In any case, the indictment is full of evidence that Trump was told over and over, by his own officials, that he had lost the election, and that he continued to lie about it publicly. Even if French is right, I don’t think Trump’s state of mind should pose much of an obstacle.
• Did Rudy Giuliani, a.k.a. Co-Conspirator 1, sing like a canary or what?
• We need to understand what we’re living through. The president of the United States staged a violent insurrection with the aim of staging a coup in order to remain in office, and, if the polls are to be believed, about 43% of voters would still like to return him to that office. Tuesday was an important day for accountability, but this country remains on the brink of falling into right-wing authoritarianism. None of us know whether we’re going to get through this or not. God help us all.
As gratified as I am that Donald Trump is being held to account for his reprehensible behavior, I find that Friday’s developments have left me sad as well. There are three reasons for this.
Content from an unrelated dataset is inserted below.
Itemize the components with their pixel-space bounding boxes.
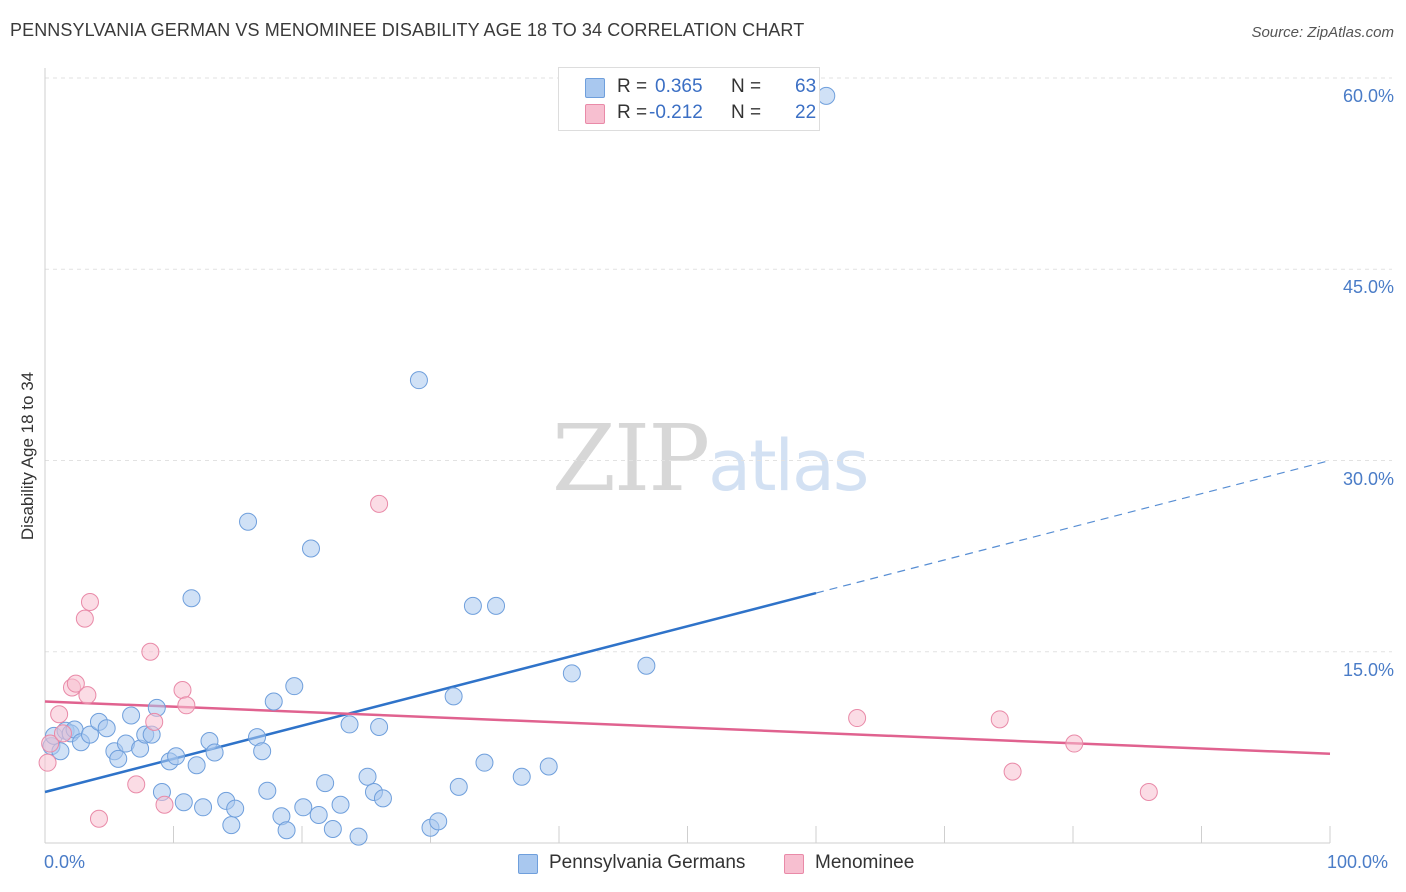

First, the alleged crimes documented by special prosecutor Jack Smith are so much worse than we had been expecting. Nuclear secrets? Plans for invading an unnamed country, probably Iran? If Trump wasn’t actively sharing these documents with our enemies, he was nevertheless storing them with shocking disregard for who might go looking for them. We have to assume that Mar-a-Lago was crawling with spies.
Then there is his massive hubris and stupidity. All of the charges, without exception, stem from documents he held onto after he was given a chance to return them. One commentator — I forget who — referred to this as a “get out of jail” gift that he nevertheless spurned. Just incredible.
Second, there is the dispiriting fact that there is literally no bottom for Republican elected officials in defending Trump. The top two elected officials in the House, Speaker Kevin McCarthy and Majority Leader Steve Scalise, have both attacked law enforcement and stood by Trump, denouncing the “weaponization” of the Department of Justice and the FBI. So, too, has Florida Gov. Ron DeSantis, who is so far the only plausible Trump rival for the 2024 presidential nomination. A pardon looms if a Republican — maybe even Trump — defeats President Biden.
Third, there is the reality (or Reality, if you prefer) that the crimes with which Trump has been charged would land any ordinary person in prison for a very long time if they were convicted — and yet the prospect of Trump’s ending up behind bars in the event of a guilty verdict seems unlikely in the extreme.
If Trump is convicted of what he’s been charged with, he should spend the rest of his life in federal custody. Does anyone really expect to see that? No, of course not. And thus our two-track system of justice — one for the rich and powerful, one for everyone else — will continue unchallenged.